With his skullcap, trim beard and small round-frame glasses, the 56-year-old Feiglin hardly cuts the image of an iconoclast. But he's become an Internet sensation with animated memes portraying him as a cool gangster with sunglasses and a joint hanging from his lips.

It's a stunning makeover for a man who first made his name in Israel for orchestrating raucous protests against the Oslo Peace accords in the early 1990s. A recent cartoon in the Maariv daily poked fun at the irony of him drawing liberal supporters. Cast as the pied piper, Feiglin is shown leading a slew of smiling, glassy-eyed voters following the trail of smoke from a joint he is holding in the air.

"Feiglin is a revelation to young, secular supporters of the center-left," explained commentator Yaron Dekel in the YNet news site. "He emphasizes that he is primarily liberal when it comes to the issue of religion and state, and a staunch supporter of the legalization of marijuana, but is hiding an extremely hawkish platform in every other arena."

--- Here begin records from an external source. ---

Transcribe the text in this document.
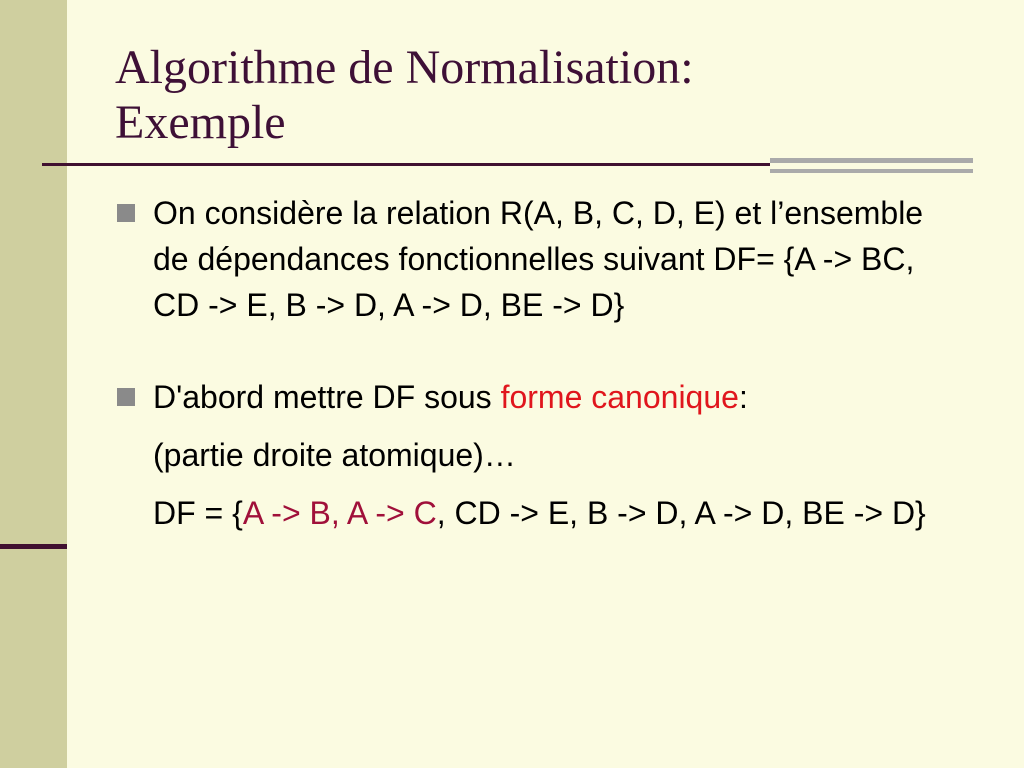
Algorithme de Normalisation:
Exemple
On considère la relation R(A, B, C, D, E) et l’ensemble de dépendances fonctionnelles suivant DF= {A -> BC, CD -> E, B -> D, A -> D, BE -> D}
D'abord mettre DF sous forme canonique:
(partie droite atomique)…
DF = {A -> B, A -> C, CD -> E, B -> D, A -> D, BE -> D}
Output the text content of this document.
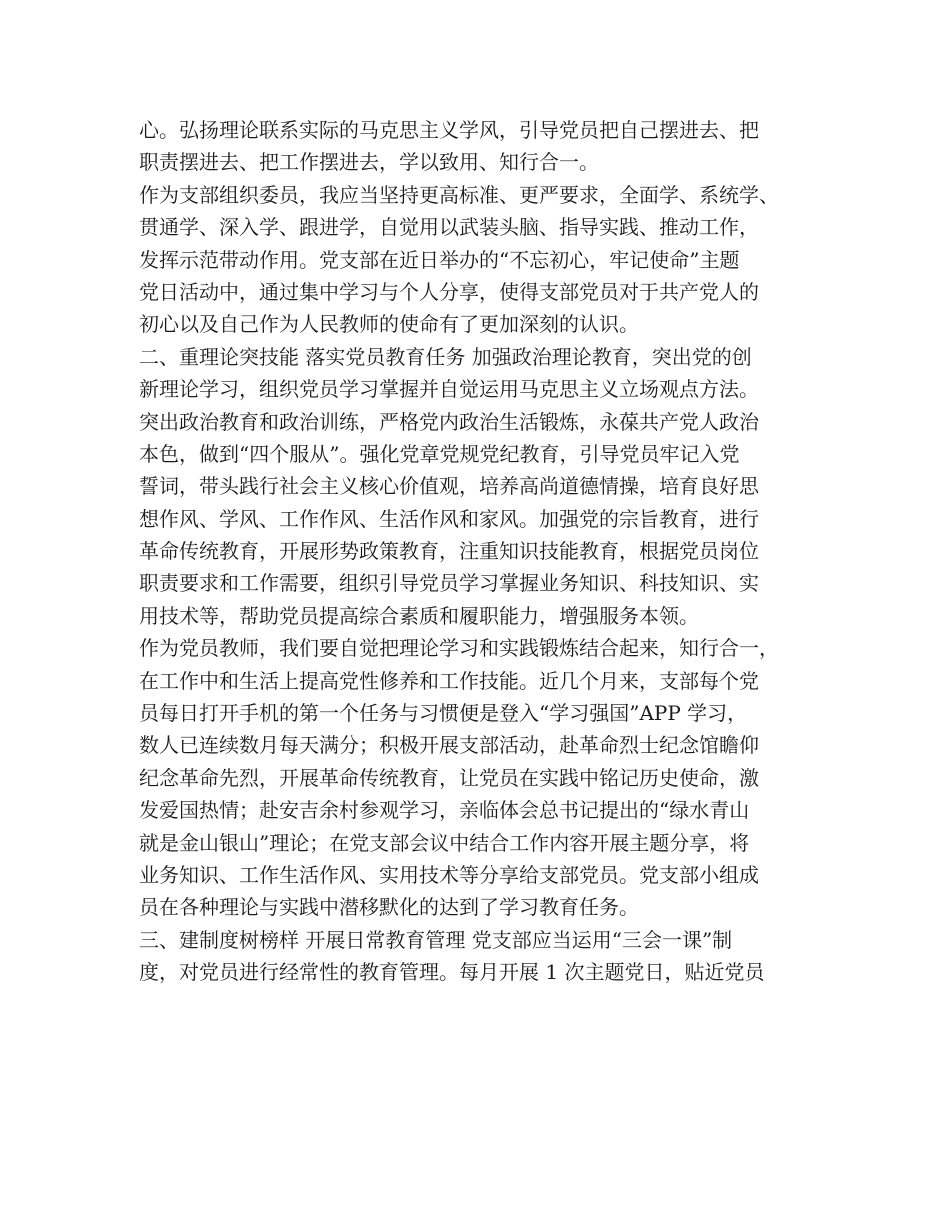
心。弘扬理论联系实际的马克思主义学风，引导党员把自己摆进去、把
职责摆进去、把工作摆进去，学以致用、知行合一。
作为支部组织委员，我应当坚持更高标准、更严要求，全面学、系统学、
贯通学、深入学、跟进学，自觉用以武装头脑、指导实践、推动工作，
发挥示范带动作用。党支部在近日举办的“不忘初心，牢记使命”主题
党日活动中，通过集中学习与个人分享，使得支部党员对于共产党人的
初心以及自己作为人民教师的使命有了更加深刻的认识。
二、重理论突技能 落实党员教育任务 加强政治理论教育，突出党的创
新理论学习，组织党员学习掌握并自觉运用马克思主义立场观点方法。
突出政治教育和政治训练，严格党内政治生活锻炼，永葆共产党人政治
本色，做到“四个服从”。强化党章党规党纪教育，引导党员牢记入党
誓词，带头践行社会主义核心价值观，培养高尚道德情操，培育良好思
想作风、学风、工作作风、生活作风和家风。加强党的宗旨教育，进行
革命传统教育，开展形势政策教育，注重知识技能教育，根据党员岗位
职责要求和工作需要，组织引导党员学习掌握业务知识、科技知识、实
用技术等，帮助党员提高综合素质和履职能力，增强服务本领。
作为党员教师，我们要自觉把理论学习和实践锻炼结合起来，知行合一，
在工作中和生活上提高党性修养和工作技能。近几个月来，支部每个党
员每日打开手机的第一个任务与习惯便是登入“学习强国”APP 学习，
数人已连续数月每天满分；积极开展支部活动，赴革命烈士纪念馆瞻仰
纪念革命先烈，开展革命传统教育，让党员在实践中铭记历史使命，激
发爱国热情；赴安吉余村参观学习，亲临体会总书记提出的“绿水青山
就是金山银山”理论；在党支部会议中结合工作内容开展主题分享，将
业务知识、工作生活作风、实用技术等分享给支部党员。党支部小组成
员在各种理论与实践中潜移默化的达到了学习教育任务。
三、建制度树榜样 开展日常教育管理 党支部应当运用“三会一课”制
度，对党员进行经常性的教育管理。每月开展 1 次主题党日，贴近党员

The political manifesto of Feiglin's Zehut -- Hebrew for identity -- party includes canceling signed agreements with the Palestinians, making Israeli Arab citizens pass a loyalty test and offering financial incentives to them to emigrate elsewhere if they refuse to accept Jewish sovereignty over the land.

He's also spoken out against women, gays and reform Jews. In 1995, shortly before Yitzhak Rabin was assassinated, his Zo Artzeinu (This is our Land) movement blocked dozens of major intersections, which wreaked havoc throughout the country. The Supreme Court later sentenced him to six months in prison for sedition against the state, which was later commuted to community service.

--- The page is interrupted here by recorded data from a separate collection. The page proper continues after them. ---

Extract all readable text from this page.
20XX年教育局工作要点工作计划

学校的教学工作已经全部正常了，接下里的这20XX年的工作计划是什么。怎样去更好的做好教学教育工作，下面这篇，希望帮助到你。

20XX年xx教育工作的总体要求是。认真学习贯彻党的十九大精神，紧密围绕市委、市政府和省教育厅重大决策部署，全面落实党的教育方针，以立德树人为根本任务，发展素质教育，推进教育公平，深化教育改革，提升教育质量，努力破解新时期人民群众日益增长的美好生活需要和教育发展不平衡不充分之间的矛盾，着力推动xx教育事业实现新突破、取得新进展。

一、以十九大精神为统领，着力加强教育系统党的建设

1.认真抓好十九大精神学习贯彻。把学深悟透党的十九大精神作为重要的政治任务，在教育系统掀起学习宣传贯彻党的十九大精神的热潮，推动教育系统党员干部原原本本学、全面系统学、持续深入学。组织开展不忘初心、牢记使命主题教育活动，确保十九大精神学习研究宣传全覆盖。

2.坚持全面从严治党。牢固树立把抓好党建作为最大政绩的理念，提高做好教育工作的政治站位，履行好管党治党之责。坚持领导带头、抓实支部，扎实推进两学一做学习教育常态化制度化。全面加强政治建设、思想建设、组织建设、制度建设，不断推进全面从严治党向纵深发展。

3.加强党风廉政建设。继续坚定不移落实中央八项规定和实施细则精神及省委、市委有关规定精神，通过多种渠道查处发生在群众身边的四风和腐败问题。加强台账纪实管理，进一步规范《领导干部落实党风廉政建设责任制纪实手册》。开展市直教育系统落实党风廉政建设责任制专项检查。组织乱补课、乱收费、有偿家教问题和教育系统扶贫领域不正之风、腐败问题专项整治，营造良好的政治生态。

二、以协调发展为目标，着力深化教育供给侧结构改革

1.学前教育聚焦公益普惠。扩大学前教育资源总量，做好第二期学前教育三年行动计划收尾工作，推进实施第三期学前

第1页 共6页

Feiglin, who refused an Associated Press interview, has downplayed his past as an ultranationalist activist and insists he is currently focused on civic issues alone.

Columnist Shmuel Rosner called the Zehut party's emergence a "deliberate, cunning distraction" that reflects the dire state of discourse and overall disgust with mainstream politics.

"It is the proof -- and not the first -- of the difficulty the public has in addressing complex issues that require expertise and in-depth study," he wrote Thursday in Maariv. "Everyone has despaired and only wants to be given something to dull their senses. It could be that the marijuana in the campaign is simply medical cannabis to relieve pain."